But coin cell batteries have a maximum pulse drain @ 15mA and continuous drain @ 0.19mA!? Example of CR2032
Coin cells are intended for low current, long life applications. Like keeping a RTC alive for years. Everything in a datasheet for them applies to that. The current capacity, the drain rate, the voltage, etc. A CR2032 has Typical Capacity of 240 mAh, from 3.0 to 2.0 volts, Rated at 15K ohms/0.19mA at 21°C, providing 1263 hours of life.
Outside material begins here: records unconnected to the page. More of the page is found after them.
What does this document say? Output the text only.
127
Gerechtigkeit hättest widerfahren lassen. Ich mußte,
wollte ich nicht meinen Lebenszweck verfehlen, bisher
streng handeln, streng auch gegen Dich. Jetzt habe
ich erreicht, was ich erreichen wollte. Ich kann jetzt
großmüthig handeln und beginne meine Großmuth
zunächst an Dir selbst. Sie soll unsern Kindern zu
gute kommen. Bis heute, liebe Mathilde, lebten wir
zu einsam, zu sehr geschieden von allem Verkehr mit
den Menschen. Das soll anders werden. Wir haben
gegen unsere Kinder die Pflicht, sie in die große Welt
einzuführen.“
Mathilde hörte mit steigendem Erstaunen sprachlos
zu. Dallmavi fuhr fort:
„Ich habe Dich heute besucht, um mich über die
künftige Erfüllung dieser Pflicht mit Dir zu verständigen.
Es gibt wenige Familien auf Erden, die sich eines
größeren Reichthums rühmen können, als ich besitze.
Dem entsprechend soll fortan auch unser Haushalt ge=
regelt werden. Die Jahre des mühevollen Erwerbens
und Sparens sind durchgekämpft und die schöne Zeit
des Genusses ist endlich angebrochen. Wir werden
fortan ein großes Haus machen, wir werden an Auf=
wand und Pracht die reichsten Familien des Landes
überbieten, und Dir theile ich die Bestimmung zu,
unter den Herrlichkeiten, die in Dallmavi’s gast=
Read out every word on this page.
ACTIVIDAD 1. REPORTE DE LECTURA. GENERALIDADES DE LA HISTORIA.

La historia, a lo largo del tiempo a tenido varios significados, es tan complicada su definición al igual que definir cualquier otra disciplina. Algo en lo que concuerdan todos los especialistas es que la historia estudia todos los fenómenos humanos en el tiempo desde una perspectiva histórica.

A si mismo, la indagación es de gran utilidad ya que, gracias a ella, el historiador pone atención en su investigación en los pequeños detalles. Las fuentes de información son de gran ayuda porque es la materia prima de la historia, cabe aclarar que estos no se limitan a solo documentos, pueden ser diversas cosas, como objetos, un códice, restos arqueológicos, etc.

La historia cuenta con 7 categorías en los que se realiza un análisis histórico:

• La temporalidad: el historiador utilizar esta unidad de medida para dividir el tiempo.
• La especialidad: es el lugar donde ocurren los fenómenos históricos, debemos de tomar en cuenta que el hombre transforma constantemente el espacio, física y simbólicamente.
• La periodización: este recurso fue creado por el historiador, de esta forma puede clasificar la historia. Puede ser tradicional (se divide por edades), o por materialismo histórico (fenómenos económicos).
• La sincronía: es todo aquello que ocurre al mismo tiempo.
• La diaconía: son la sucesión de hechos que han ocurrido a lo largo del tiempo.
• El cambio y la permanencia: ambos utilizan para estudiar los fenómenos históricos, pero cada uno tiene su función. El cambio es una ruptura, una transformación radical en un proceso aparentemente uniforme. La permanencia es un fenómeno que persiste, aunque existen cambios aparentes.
Change the load/current draw, and the life of the battery changes. That's all it means. At 85mA continuous, you will not get 240mAh. Notice the Pulse Drain Characteristics showing between 175 and 200mAh. Even if you did, the battery would still only last 3 hours, and be at 2V i.e. dead at that time.
And as the load increases, the battery experiences voltage droop. As noticed in the Pulse Characteristics, a 2 second drain at 100 ohm/~25mA leads to a 0.4V drop in voltage. It's internal resistance rises.
So YES, you can drive a CR2032 hard! But all of this needs to be considered for YOUR application. Is 2 hours good enough for you? Doubt it.
I wonder if there are any optimization techniques for circuits to get a better battery life? Or workarounds?
Yes, by choosing more efficient ICs. Is your ATMega code using low power modes whenever possible? Can you reduce your on time? Is it running at 16MHz (which is a problem if you are powering at <4V btw) or is it running at a lower speed like 8MHz or 4MHz? Could you run it at 1mHz without problem? That would save some power. Can you replace the shift registers with better ones with lower quiescent current draw?
Or coin batteries with the same specs as AAA batteries for instance?
Maybe, but likely really expensive. You could use a AAA form factor (10500 shape) LiPo batteries instead.